The new study [Cohen 2019] shows a similar diagram and makes a similar point, using a completely separate dataset of 266 people in 73 families in Israel. But they also make two interesting arguments that we didn’t make in 2014, that bolster the case even further.
First, whereas the individuals in our 2014 dataset were from dozens of unrelated families across the U.S., Europe, and Australia, it is believed that all or nearly all E200K individuals in Israel are descdended from a single founder. The authors therefore argue that if anticipation were real, then age of onset should be dropping over time, so that cases diagnosed in 2015 should be younger than those in 1995, because people are on average one more generation removed from that original founder. Instead, when they plot age of onset versus year of onset, they find that age of onset is pretty steady over time. If anything, age of onset has gone up just slightly, probably because of better diagnosis of the disease in older individuals.

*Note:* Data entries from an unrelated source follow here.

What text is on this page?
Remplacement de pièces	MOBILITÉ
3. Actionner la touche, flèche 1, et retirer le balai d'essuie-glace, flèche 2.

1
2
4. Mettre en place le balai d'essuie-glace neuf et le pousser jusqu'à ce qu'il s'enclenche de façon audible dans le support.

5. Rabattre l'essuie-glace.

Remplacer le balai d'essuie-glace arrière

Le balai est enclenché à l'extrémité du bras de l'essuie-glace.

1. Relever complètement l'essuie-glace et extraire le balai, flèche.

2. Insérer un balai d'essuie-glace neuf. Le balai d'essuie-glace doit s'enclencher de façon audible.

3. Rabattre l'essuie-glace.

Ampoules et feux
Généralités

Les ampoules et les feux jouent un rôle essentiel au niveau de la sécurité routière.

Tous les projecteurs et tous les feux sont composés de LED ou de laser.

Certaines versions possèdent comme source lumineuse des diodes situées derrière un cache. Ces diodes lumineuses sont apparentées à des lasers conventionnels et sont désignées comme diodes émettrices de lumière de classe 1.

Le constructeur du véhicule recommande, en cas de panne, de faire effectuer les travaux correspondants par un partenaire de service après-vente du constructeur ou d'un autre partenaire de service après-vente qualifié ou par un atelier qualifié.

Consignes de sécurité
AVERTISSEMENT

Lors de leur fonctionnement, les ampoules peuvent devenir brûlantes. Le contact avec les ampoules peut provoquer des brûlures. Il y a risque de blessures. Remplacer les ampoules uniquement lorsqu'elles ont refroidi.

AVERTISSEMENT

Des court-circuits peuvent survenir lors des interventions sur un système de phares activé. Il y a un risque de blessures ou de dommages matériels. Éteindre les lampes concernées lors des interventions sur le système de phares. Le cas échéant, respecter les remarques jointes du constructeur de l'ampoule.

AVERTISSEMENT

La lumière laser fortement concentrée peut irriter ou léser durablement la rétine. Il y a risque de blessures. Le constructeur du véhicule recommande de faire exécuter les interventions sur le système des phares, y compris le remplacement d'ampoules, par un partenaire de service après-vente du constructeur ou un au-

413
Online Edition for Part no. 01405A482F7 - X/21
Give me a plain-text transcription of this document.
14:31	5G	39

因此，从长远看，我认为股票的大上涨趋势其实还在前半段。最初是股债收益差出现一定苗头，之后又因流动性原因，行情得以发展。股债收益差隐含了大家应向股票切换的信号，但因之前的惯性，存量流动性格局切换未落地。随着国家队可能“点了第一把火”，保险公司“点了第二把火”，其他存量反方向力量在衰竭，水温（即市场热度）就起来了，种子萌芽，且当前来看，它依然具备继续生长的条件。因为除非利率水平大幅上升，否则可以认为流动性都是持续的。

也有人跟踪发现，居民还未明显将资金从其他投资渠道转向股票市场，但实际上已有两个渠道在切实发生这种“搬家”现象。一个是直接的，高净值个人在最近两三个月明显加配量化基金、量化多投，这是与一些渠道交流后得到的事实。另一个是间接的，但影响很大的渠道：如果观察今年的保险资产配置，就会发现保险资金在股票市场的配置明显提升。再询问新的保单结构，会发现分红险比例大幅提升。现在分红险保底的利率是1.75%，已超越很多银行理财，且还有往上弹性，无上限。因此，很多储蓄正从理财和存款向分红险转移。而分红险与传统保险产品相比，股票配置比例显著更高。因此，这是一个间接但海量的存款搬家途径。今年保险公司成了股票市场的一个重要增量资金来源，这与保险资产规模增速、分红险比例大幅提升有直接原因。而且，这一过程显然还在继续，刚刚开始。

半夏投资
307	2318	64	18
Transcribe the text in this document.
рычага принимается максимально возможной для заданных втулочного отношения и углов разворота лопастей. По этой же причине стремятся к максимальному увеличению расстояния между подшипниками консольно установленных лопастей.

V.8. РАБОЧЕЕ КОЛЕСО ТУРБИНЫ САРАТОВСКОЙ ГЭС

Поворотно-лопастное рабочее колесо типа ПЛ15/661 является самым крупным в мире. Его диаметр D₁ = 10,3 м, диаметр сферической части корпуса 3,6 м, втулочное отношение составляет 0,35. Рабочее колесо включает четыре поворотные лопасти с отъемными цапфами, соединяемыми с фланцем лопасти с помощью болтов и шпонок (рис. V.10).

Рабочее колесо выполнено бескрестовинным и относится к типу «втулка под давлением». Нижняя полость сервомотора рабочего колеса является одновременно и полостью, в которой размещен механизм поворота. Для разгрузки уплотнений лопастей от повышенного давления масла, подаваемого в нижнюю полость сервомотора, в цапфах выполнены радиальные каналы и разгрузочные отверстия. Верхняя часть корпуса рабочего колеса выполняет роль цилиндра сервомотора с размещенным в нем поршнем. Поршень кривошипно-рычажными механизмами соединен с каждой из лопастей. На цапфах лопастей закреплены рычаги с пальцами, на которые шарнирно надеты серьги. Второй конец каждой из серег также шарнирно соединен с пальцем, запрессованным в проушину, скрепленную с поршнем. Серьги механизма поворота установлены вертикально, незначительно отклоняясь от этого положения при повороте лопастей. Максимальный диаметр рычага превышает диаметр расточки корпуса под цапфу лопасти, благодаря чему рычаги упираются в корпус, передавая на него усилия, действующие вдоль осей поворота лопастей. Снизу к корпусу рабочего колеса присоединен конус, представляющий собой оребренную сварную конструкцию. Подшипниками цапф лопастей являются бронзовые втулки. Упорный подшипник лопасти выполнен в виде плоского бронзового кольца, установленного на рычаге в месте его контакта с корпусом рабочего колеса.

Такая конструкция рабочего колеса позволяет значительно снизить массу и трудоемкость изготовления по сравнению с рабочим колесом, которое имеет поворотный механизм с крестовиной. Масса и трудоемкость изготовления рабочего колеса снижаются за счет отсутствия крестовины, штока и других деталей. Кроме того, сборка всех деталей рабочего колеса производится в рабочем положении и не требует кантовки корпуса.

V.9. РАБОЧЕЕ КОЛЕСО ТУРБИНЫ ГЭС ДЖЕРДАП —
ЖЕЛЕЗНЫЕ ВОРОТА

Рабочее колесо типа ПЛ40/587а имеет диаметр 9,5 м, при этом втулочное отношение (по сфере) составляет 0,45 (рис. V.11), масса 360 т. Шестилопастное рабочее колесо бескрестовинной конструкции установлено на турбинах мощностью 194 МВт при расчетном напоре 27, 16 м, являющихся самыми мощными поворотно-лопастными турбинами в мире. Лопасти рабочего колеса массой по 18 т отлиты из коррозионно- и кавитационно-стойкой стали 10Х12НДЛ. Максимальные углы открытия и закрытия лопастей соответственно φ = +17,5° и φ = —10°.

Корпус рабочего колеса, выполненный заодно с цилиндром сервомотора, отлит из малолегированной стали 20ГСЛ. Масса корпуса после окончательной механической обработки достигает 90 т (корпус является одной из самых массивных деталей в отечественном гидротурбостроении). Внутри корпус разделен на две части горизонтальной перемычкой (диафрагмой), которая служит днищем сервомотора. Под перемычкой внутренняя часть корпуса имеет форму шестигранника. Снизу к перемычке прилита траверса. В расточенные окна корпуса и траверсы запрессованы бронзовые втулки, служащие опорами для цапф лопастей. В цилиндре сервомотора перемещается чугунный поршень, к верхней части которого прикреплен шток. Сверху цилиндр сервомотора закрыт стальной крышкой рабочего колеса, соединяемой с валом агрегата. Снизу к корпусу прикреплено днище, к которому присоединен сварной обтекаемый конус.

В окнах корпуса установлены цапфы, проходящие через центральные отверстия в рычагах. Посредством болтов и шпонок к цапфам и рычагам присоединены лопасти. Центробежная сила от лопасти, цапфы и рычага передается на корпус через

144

Second, they use sporadic prion disease patients as a sort of negative control — since these individuals have no mutation, there should be no opportunity for anticipation. And yet, in sporadic prion disease patients in Israel, they find the same trends — the years of birth and ages of onset are inscribed within the same parallelogram, and the flat or just slightly increasing relationship between age of onset and year of onset is similar.
What does all this mean for patients? Age of onset is always a hard topic — the truth is that age of onset in genetic prion disease is highly variable and as far as we can tell, none of the usual factors seem to predict it, including family history [Minikel 2019]. There might be a large element of true randomness, which is hard to accept, because after testing positive for a mutation, no one feels lucky. But the good news is, at least age of onset is not getting younger over time or over generations, and there is no reason to expect that your onset will necessarily be younger than your mother’s or father’s was. But if that alone is not enough cause for optimism for you, don’t worry, it’s not enough for us either. Our quest for a cure races on.